Successive bisection method I have come across the proof of a theorem and i am unsure of some specific points in the proof so i hope someone could enlighten me. Here is the theorem and the proof straight from the book :
Theorem. Every bounded sequence possess at least one limiting point.
Proof : We again determine the number in question by a suitable nest of intervals. By hypothesis there exists an interval $J_0$ which contains all the terms of the given sequence $(x_n)$. To this interval we apply the method of successive bisection and designate as $J_1$ its left or right half according as the left half contains an infinite number of the terms of the sequence or not. By the same rule we designate half of $J_1$ as $J_2$, and so on. Then the intervals of the nest $(J_n)$ so formed all have the property that an infinite number of the terms is contained in each, whilst to the left of their left endpoints there is always at most a finite number of points of the sequence. The point L thus defined is obviously a limiting point; for if $\epsilon$>0 is given arbitrarily, choose from the succession of intervals $J_n$ one, say $J_q$, whose length is < $\epsilon$. The terms of $(x_n)$, in number infinite, which belong to the interval $J_q$ then lie ipso facto in the $\epsilon$-neighbourhood of L, - which proves all that we require. 

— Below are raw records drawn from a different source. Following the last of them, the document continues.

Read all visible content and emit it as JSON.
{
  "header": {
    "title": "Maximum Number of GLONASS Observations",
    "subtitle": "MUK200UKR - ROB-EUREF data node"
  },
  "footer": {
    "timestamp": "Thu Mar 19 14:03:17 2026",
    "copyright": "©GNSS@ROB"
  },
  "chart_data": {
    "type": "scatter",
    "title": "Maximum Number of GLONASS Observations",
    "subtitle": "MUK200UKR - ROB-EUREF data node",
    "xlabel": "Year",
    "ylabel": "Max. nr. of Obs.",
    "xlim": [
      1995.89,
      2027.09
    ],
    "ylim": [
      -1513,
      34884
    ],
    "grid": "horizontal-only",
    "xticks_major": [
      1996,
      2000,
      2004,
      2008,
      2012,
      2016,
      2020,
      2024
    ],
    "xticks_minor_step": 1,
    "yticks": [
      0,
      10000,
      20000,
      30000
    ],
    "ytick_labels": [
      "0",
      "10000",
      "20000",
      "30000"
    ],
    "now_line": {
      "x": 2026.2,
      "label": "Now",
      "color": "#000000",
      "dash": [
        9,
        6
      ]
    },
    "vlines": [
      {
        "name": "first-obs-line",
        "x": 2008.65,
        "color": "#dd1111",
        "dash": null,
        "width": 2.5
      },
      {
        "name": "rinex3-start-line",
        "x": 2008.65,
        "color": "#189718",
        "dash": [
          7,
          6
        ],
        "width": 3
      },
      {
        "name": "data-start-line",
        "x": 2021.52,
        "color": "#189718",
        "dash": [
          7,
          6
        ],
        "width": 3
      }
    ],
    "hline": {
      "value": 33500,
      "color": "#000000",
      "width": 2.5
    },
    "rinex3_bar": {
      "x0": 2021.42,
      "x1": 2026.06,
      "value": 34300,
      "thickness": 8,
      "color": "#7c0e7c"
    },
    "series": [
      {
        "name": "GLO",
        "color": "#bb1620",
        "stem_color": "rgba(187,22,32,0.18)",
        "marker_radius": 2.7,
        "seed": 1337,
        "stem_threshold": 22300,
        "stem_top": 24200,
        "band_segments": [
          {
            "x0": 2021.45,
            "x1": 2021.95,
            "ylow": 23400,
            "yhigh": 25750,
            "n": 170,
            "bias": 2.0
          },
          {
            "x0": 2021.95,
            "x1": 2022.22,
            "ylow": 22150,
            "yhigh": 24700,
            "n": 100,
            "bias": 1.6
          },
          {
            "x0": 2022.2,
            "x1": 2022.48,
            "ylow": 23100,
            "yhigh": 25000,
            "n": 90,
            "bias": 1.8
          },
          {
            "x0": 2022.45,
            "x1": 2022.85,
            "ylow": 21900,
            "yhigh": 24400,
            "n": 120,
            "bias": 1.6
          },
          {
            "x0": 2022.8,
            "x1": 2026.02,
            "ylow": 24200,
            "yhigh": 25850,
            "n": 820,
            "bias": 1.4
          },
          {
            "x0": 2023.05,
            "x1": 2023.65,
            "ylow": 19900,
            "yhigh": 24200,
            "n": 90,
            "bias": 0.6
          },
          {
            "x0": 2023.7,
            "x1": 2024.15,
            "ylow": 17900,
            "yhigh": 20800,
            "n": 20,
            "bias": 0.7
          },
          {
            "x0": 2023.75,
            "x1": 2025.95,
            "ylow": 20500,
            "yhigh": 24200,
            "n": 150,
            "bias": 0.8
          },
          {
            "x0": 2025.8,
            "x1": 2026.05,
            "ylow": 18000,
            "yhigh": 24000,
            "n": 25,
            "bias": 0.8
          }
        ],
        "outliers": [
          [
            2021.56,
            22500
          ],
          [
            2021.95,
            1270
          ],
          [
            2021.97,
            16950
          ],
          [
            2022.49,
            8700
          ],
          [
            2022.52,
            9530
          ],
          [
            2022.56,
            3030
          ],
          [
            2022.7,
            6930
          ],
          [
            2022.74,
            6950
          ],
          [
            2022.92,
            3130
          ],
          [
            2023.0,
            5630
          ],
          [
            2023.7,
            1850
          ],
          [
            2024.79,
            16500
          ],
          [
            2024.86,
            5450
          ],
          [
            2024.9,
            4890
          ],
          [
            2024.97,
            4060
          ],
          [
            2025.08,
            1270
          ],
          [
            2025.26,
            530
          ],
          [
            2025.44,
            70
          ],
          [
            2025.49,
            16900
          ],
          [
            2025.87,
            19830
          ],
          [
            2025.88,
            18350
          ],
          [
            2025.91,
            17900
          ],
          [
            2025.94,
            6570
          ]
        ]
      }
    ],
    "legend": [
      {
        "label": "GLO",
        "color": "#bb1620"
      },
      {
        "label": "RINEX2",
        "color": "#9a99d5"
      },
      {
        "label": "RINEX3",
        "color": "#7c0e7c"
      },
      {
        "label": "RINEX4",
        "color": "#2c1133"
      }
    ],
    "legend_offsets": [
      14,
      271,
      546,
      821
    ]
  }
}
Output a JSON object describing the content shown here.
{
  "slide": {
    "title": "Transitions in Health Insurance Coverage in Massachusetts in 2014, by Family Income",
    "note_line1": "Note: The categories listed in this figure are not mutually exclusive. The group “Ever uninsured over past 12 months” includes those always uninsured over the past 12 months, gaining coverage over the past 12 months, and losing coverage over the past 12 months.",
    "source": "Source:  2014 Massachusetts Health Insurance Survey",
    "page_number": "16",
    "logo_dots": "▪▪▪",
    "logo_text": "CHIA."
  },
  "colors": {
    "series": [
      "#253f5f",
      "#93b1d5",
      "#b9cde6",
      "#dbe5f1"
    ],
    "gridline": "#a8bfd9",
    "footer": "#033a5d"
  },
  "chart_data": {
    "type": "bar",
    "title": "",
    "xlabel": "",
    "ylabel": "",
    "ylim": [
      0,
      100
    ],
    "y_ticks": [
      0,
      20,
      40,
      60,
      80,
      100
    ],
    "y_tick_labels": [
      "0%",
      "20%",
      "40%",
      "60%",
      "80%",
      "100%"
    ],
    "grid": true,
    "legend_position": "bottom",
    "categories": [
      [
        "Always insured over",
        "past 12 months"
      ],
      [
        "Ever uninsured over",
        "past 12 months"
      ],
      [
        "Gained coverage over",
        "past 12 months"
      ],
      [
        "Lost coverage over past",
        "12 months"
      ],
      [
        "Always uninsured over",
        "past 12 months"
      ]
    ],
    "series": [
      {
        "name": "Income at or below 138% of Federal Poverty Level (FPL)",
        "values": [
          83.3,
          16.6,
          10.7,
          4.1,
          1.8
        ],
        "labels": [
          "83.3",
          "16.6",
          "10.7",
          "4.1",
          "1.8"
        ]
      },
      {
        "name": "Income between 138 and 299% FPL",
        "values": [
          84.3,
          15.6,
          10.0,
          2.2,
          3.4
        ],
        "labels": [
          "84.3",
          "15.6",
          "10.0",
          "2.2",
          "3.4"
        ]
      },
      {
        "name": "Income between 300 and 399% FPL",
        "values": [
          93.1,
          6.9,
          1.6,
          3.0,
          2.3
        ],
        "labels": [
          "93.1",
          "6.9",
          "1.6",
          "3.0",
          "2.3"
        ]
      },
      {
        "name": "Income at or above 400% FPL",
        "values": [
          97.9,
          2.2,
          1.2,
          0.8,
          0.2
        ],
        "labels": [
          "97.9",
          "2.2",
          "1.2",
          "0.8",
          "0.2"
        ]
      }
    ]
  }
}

Now i cant exactly picture the successive bisection method on a line, so if anyone could please somehow explain it in more clear manner; since i cant exactly seem to get it from the text because it seems a bit vague. Secondly how exactly do the intervals $J_n$ contain infinite number of terms from the sequence $(x_n)$; is it a property of the method or do i not know something since by this method each interval should have a clear beginning and end which we do know, right?  
 A: Let's say you have a bounded sequence $a_n$ that lies between the bounds $[-M, M]$, then you bisect this to get two intervals $[-M, 0]$ and $[0,M]$. One of those intervals contain a finite number of terms and the other, infinite, as picture below:

We labelled $I_1$ as the interval with the infinite number of terms and let $a_{n_1} \in I_1$. Now we bisect $I_1$ again, as can be seen above. $I_2$ is the interval with the infinite number of terms. Select a $a_{n_2}$ where $n_2 > n_1$ and $a_{n_2} \in I_2$. 
In general, you can continue this construction of the closed interval $I_k$ by bisecting the interval $I_{k-1}$ and labelling the half that contains an infinite number of terms $I_k$. Then select $n_k > n_{k-1} > \cdots > n_2 > n_1$, such that $a_{n_k} \in I_k$.
A: Suppose $[0,1]$ contains infinitely many $x_n$. Then either $[0,1/2]$ contains infinitely many $x_n$ or $[1/2,1]$ contains infinitely many $x_n$ (or both).
since by this method each interval should have a clear beginning and end which we do know, right? Not sure exactly what you mean. The proof is not about what we know, it's about what's true. 
Say $I_1=[0,1]$ contains infinitely many $x_n$. If $[0,1/2]$ contains infinitely many $x_n$ let $I_2=[0,1/2]$; otherwise let $I_2=[1/2,1]$. At this point we don't "know" what $I_2$ is. But we do know that $I_2$ contains infinitely many $x_n$.